Two months after Muammar Gaddafi was killed, Libya's new government is still unable to impose its authority on the ground.
The violence in Janzour, a town about 17 km west of the capital, demonstrated that these militias remain the biggest threat to Libya's security despite attempts by the newly-formed interim government to get them under control.
The incident began early on Friday morning, when Ashraf Abdelsalam Al-Marni Swayha, deputy head of the Janzour military council, approached a checkpoint in the town with his driver.
The checkpoint was manned by a militia unit made up largely of fighters from Zintan, played a big role in ousting Gaddafi.
According to Abdelnasser Frandah, head of the local council in Janzour, when the fighters at the checkpoint stopped Swayha's car, he told them he was deputy head of the local militia.

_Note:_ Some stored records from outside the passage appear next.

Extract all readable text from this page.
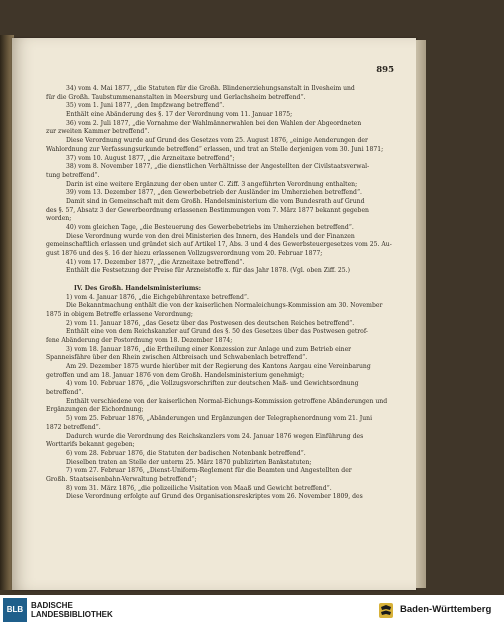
895
34) vom 4. Mai 1877, „die Statuten für die Großh. Blindenerziehungsanstalt in Ilvesheim und
für die Großh. Taubstummenanstalten in Meersburg und Gerlachsheim betreffend“.
35) vom 1. Juni 1877, „den Impfzwang betreffend“.
Enthält eine Abänderung des §. 17 der Verordnung vom 11. Januar 1875;
36) vom 2. Juli 1877, „die Vornahme der Wahlmännerwahlen bei den Wahlen der Abgeordneten
zur zweiten Kammer betreffend“.
Diese Verordnung wurde auf Grund des Gesetzes vom 25. August 1876, „einige Aenderungen der
Wahlordnung zur Verfassungsurkunde betreffend“ erlassen, und trat an Stelle derjenigen vom 30. Juni 1871;
37) vom 10. August 1877, „die Arzneitaxe betreffend“;
38) vom 8. November 1877, „die dienstlichen Verhältnisse der Angestellten der Civilstaatsverwal-
tung betreffend“.
Darin ist eine weitere Ergänzung der oben unter C. Ziff. 3 angeführten Verordnung enthalten;
39) vom 13. Dezember 1877, „den Gewerbebetrieb der Ausländer im Umherziehen betreffend“.
Damit sind in Gemeinschaft mit dem Großh. Handelsministerium die vom Bundesrath auf Grund
des §. 57, Absatz 3 der Gewerbeordnung erlassenen Bestimmungen vom 7. März 1877 bekannt gegeben
worden;
40) vom gleichen Tage, „die Besteuerung des Gewerbebetriebs im Umherziehen betreffend“.
Diese Verordnung wurde von den drei Ministerien des Innern, des Handels und der Finanzen
gemeinschaftlich erlassen und gründet sich auf Artikel 17, Abs. 3 und 4 des Gewerbsteuergesetzes vom 25. Au-
gust 1876 und des §. 16 der hiezu erlassenen Vollzugsverordnung vom 20. Februar 1877;
41) vom 17. Dezember 1877, „die Arzneitaxe betreffend“.
Enthält die Festsetzung der Preise für Arzneistoffe x. für das Jahr 1878. (Vgl. oben Ziff. 25.)
IV. Des Großh. Handelsministeriums:
1) vom 4. Januar 1876, „die Eichgebührentaxe betreffend“.
Die Bekanntmachung enthält die von der kaiserlichen Normaleichungs-Kommission am 30. November
1875 in obigem Betreffe erlassene Verordnung;
2) vom 11. Januar 1876, „das Gesetz über das Postwesen des deutschen Reiches betreffend“.
Enthält eine von dem Reichskanzler auf Grund des §. 50 des Gesetzes über das Postwesen getrof-
fene Abänderung der Postordnung vom 18. Dezember 1874;
3) vom 18. Januar 1876, „die Ertheilung einer Konzession zur Anlage und zum Betrieb einer
Spanneisfähre über den Rhein zwischen Altbreisach und Schwabenlach betreffend“.
Am 29. Dezember 1875 wurde hierüber mit der Regierung des Kantons Aargau eine Vereinbarung
getroffen und am 18. Januar 1876 von dem Großh. Handelsministerium genehmigt;
4) vom 10. Februar 1876, „die Vollzugsvorschriften zur deutschen Maß- und Gewichtsordnung
betreffend“.
Enthält verschiedene von der kaiserlichen Normal-Eichungs-Kommission getroffene Abänderungen und
Ergänzungen der Eichordnung;
5) vom 25. Februar 1876, „Abänderungen und Ergänzungen der Telegraphenordnung vom 21. Juni
1872 betreffend“.
Dadurch wurde die Verordnung des Reichskanzlers vom 24. Januar 1876 wegen Einführung des
Worttarifs bekannt gegeben;
6) vom 28. Februar 1876, die Statuten der badischen Notenbank betreffend“.
Dieselben traten an Stelle der unterm 25. März 1870 publizirten Bankstatuten;
7) vom 27. Februar 1876, „Dienst-Uniform-Reglement für die Beamten und Angestellten der
Großh. Staatseisenbahn-Verwaltung betreffend“;
8) vom 31. März 1876, „die polizeiliche Visitation von Maaß und Gewicht betreffend“.
Diese Verordnung erfolgte auf Grund des Organisationsreskriptes vom 26. November 1809, des
BLB BADISCHE
LANDESBIBLIOTHEK	Baden-Württemberg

"They answered him: 'We do not care about the Janzour military council.' He ordered his driver to go and they started shooting at him," Frandah told Reuters yesterday. "He fell as a martyr and the driver was slightly injured."
In a report released last week, the United Nations identified Libya's disparate militias as "a major challenge continuing to face the National Transitional Council," the interim leadership which replaced Gaddafi.
Following some recent incidents, the transitional council convened tribal leaders at a conference aimed at reconciling rival groups. But the latest violence in Janzour suggests that the conference did not work.